The first of Israel's El Al Airlines order of 16 Boeing 787 Dreamliner jets, lands at Ben Gurion International Airport, near Tel Aviv, Israel August 23, 2017.
(photo credit: REUTERS/AMIR COHEN)
Violent uproars broke out on two El Al airline flights scheduled to depart from New York to Israel when some of the ultra-Orthodox passengers claimed the airlines were attempting to desecrate Shabbat on Friday, according to multiple Israeli, American and social media outlets.
Two flights were scheduled to depart from JFK airport on time, however, due to stormy weather both were delayed. El Al decided, despite the delay and upcoming Shabbat, to “advance the planes towards Israel” instead of canceling the flights, according to the airline.
Reports say the two flights were diverted to Rome and Athens, respectively, to deliver the ultra-Orthodox travelers to a layover point before Shabbat began. However, the ultra-Orthodox on board the planes were worried about meeting the deadline and started to assault flight staff and threatened to rush the cockpit.
“Extreme weather in New York is causing cancellations and delays in hundreds of flights, including El Al flights that left Israel last night,” El Al said in a statement. “Due to the delays, and considering El Al does not fly on Shabbat, the company was forced to land Flight LY002 in Athens and Flight LY008 in Rome.”
El Al agreed to take care of alternative flights to Israel for everyone on board if they so chose, as well as to take care of accommodations for those left in Rome and Athens as well.
“El Al will take care of alternative flights to Israel for all passengers,” the airline said. “In addition, passengers who prefer to stay in Athens or Rome on Shabbat will be treated by representatives of the company and should not worry about returning them to Israel at the end of Shabbat. We apologize for the inconvenience caused to our customers.”
However, the flights were appearing to cut their landings too close to the Shabbat deadline for religious travelers who started to get uneasy and eventually turned their dismay into a violent uproar, according to a few passengers on the plane who voiced their opinions over Facebook.
“After over 24 hours to reach Israel... I am broken... broken mostly from lack of respect of people who believe they are guardians of tradition and took the matter one step too far,” Roni Meital, a passenger on the flight, wrote on Facebook. “After 6 hours of flight, I hear screaming and see a stewardess crying after [the religious travelers] put hands on her, pushed her and threatened to break into the cockpit. All this to not violate Shabbat. The terrible saga ended in a landing in Athens for the sake of the Shabbat guardians.”

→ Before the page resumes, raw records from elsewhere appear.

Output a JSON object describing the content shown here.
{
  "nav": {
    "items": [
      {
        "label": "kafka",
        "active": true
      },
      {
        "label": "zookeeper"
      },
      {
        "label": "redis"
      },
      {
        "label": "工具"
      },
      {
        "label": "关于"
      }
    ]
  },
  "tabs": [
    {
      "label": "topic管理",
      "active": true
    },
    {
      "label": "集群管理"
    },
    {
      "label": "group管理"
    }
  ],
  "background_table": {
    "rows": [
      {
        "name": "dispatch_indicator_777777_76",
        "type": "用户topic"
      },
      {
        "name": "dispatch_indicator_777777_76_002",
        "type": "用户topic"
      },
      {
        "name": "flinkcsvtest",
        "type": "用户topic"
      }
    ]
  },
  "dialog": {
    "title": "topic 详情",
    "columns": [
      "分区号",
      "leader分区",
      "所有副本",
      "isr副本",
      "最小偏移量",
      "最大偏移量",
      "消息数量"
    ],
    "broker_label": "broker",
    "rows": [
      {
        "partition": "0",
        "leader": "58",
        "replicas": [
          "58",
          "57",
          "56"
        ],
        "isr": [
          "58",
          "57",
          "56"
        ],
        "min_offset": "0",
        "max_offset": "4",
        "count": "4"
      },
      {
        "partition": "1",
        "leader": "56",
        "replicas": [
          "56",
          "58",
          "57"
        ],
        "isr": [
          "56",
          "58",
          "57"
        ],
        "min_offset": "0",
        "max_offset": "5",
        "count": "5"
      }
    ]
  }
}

According to Meital, before the flight even took off, a group of 70 ultra-Orthodox passengers began the uproar.
Another passenger, Shimon Sheves, wrote on his Facebook page that, “In deep sleep, I hear shouts... Liars, cheats and hands waving and bashing flight attendants who then burst into tears. If I had not seen it, I would not believe it. [The flight] was decided to land in Athens and to release the Shabbat-keepers to Kiddush.”
The plane that landed in Rome was carrying a cancer patient, and the plane was diverted there for a life-threatening situation. After speaking to the El Al rabbi, the flight continued toward Israel, with anyone wishing to stay behind on accommodations provided by the company were able to do so. All other passengers would leave from Rome and the entire flight from Athens to Israel after end of Shabbat.
El Al decided to file a complaint with the police against passengers who disrupted the flight last night.